MELBOURNE – There had been dozens of tests for Dominic Thiem all evening inside Rod Laver Arena as he tried to win this grueling quarterfinal versus Rafael Nadal. He had led two sets to love and been taken into a fourth. He had served for the match and lost that game, rather poorly at that. He had held two match points in the tiebreaker and lost them both, the first on a sloppy miss, the second on a successful Nadal challenge.
Now came another test that was going to either swiftly end the exam or extend it into root canal-like agony. It was five minutes short of midnight. Nadal served at 6-all in the tiebreaker. Who dared believe Nadal wasn’t going to bring on the fifth? Jumping promptly on Thiem’s short return, in charged Nadal, lacing his forehand crosscourt, sprinting to the net.
Thiem rocketed a crosscourt backhand passing shot. He’d earned his third match point. Nadal, likely stunned, on the next point did something he rarely does, lining a forehand into the net. In four hours and ten minutes, Thiem had won 7-6 (3), 7-6 (4), 4-6, 7-6 (6). “He's playing great,” said Nadal. “He's playing with a lot of energy, aggressive, determination. So well done for him.”
For the first time in his career, Thiem had reached the semis of a major not played on clay. It had also been his first win over Nadal on a hard court. “I'm really proud of how I stayed in the match after a very tough situation when I served for it, 5-4 in the fourth set,” said Thiem. “I really threw away that game with pretty stupid mistakes.
Roger Federer has beaten Nadal with variety. Novak Djokovic has beaten him with consistency. But few have ever beaten Nadal with as much raw physicality as Thiem displayed this evening. This is what the matchup called for. Come up against Federer and you become witness to a clinical dissection. Arrive at Djokovic’s office and get clinically smothered. Enter the arena versus Nadal and you must simply compete, raw, dirty and sweaty. “If you want to have a chance against him, one of the all-time greats, everything needs to work in your game,” said Thiem.

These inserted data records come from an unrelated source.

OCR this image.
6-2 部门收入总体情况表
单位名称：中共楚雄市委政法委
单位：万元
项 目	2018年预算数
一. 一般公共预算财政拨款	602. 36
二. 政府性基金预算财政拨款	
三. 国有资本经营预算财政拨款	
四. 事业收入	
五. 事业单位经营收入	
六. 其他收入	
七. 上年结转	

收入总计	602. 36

But Thiem too has so much of what Nadal has brought to the tennis—fitness, movement to all corners, lashing strokes, squeezed, dried and packaged into one lean and mean contender. “I think we like each other in terms of character,” said Nadal. “I like his attitude. Probably he likes mine, too.”
Rare for anyone versus Nadal, Thiem had won the first two sets from challenging positions. Serving at 3-4 in the first, he was broken at love, Nadal seizing the break with a backhand topspin lob that kissed the baseline. Nadal served at 30-30 and cracked an ace wide to the Thiem forehand to earn a set point.

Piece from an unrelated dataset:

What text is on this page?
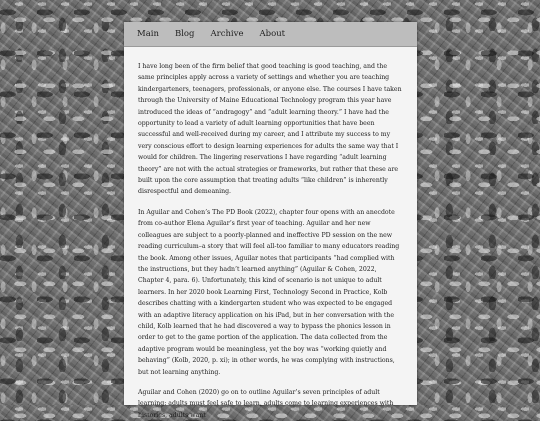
Main Blog Archive About

I have long been of the firm belief that good teaching is good teaching, and the same principles apply across a variety of settings and whether you are teaching kindergarteners, teenagers, professionals, or anyone else. The courses I have taken through the University of Maine Educational Technology program this year have introduced the ideas of “andragogy” and “adult learning theory.” I have had the opportunity to lead a variety of adult learning opportunities that have been successful and well-received during my career, and I attribute my success to my very conscious effort to design learning experiences for adults the same way that I would for children. The lingering reservations I have regarding “adult learning theory” are not with the actual strategies or frameworks, but rather that these are built upon the core assumption that treating adults “like children” is inherently disrespectful and demeaning.

In Aguilar and Cohen’s The PD Book (2022), chapter four opens with an anecdote from co-author Elena Aguilar’s first year of teaching. Aguilar and her new colleagues are subject to a poorly-planned and ineffective PD session on the new reading curriculum–a story that will feel all-too familiar to many educators reading the book. Among other issues, Aguilar notes that participants “had complied with the instructions, but they hadn’t learned anything” (Aguilar & Cohen, 2022, Chapter 4, para. 6). Unfortunately, this kind of scenario is not unique to adult learners. In her 2020 book Learning First, Technology Second in Practice, Kolb describes chatting with a kindergarten student who was expected to be engaged with an adaptive literacy application on his iPad, but in her conversation with the child, Kolb learned that he had discovered a way to bypass the phonics lesson in order to get to the game portion of the application. The data collected from the adaptive program would be meaningless, yet the boy was “working quietly and behaving” (Kolb, 2020, p. xi); in other words, he was complying with instructions, but not learning anything.

Aguilar and Cohen (2020) go on to outline Aguilar’s seven principles of adult learning: adults must feel safe to learn, adults come to learning experiences with histories, adults want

But Thiem countered strongly, his effort this evening sparked not just by his cult-inspiring backhand (12 winners), but also by a profoundly severe, heavy forehand that repeatedly found the lines (26 winners). Granted a reprieve, Thiem bounced forward, Nadal sagged just slightly and soon it was the Austrian who tore his way through the tiebreaker, 7-3.
A similar pattern took place in the second set. Nadal served at 4-3 and in that game witnessed two Thiem forehand winners. More demoralizing, Nadal became the participant at 15-40 when he surrendered his break with a double-fault. Thiem served in the tiebreaker and again proved more assertive, in many rallies setting himself up on or inside the baseline while pinning Nadal far behind it. At 4-5, Nadal hit a poor drop shot, giving Thiem the chance to crack a winner and reach set point. Thiem cashed it in, aided by a return of his own that just dribbled over the net and left Nadal a sitting duck for a blistering forehand passing shot. It had taken two hours and 16 minutes to play the first two sets.
Crowd sentiment was split. Early on, a cry came from the north end. “Let’s go, Rafa, let’s go.” Immediately came one from the south end. “Let’s go, Dominic, let’s go.” Ten minutes later, another. “Come on, boys.” These two indeed are precisely the kind of sportsmen Australians cherish: fit, focused, well-behaved – and willing to leave blood on the court.
Thiem next plays Alexander Zverev, a man he has beaten six times in eight matches. “We have no secrets from each other, said Thiem. “We played so many times, also on very special occasions already . . . .It's a nice rivalry we have.”
“I honestly didn't play a bad match,” said Nadal. “My attitude was great, I think, during the whole match. Good, positive, fighting spirit all the time, giving me more chances.” Tonight though, Thiem made the best of those that came his way.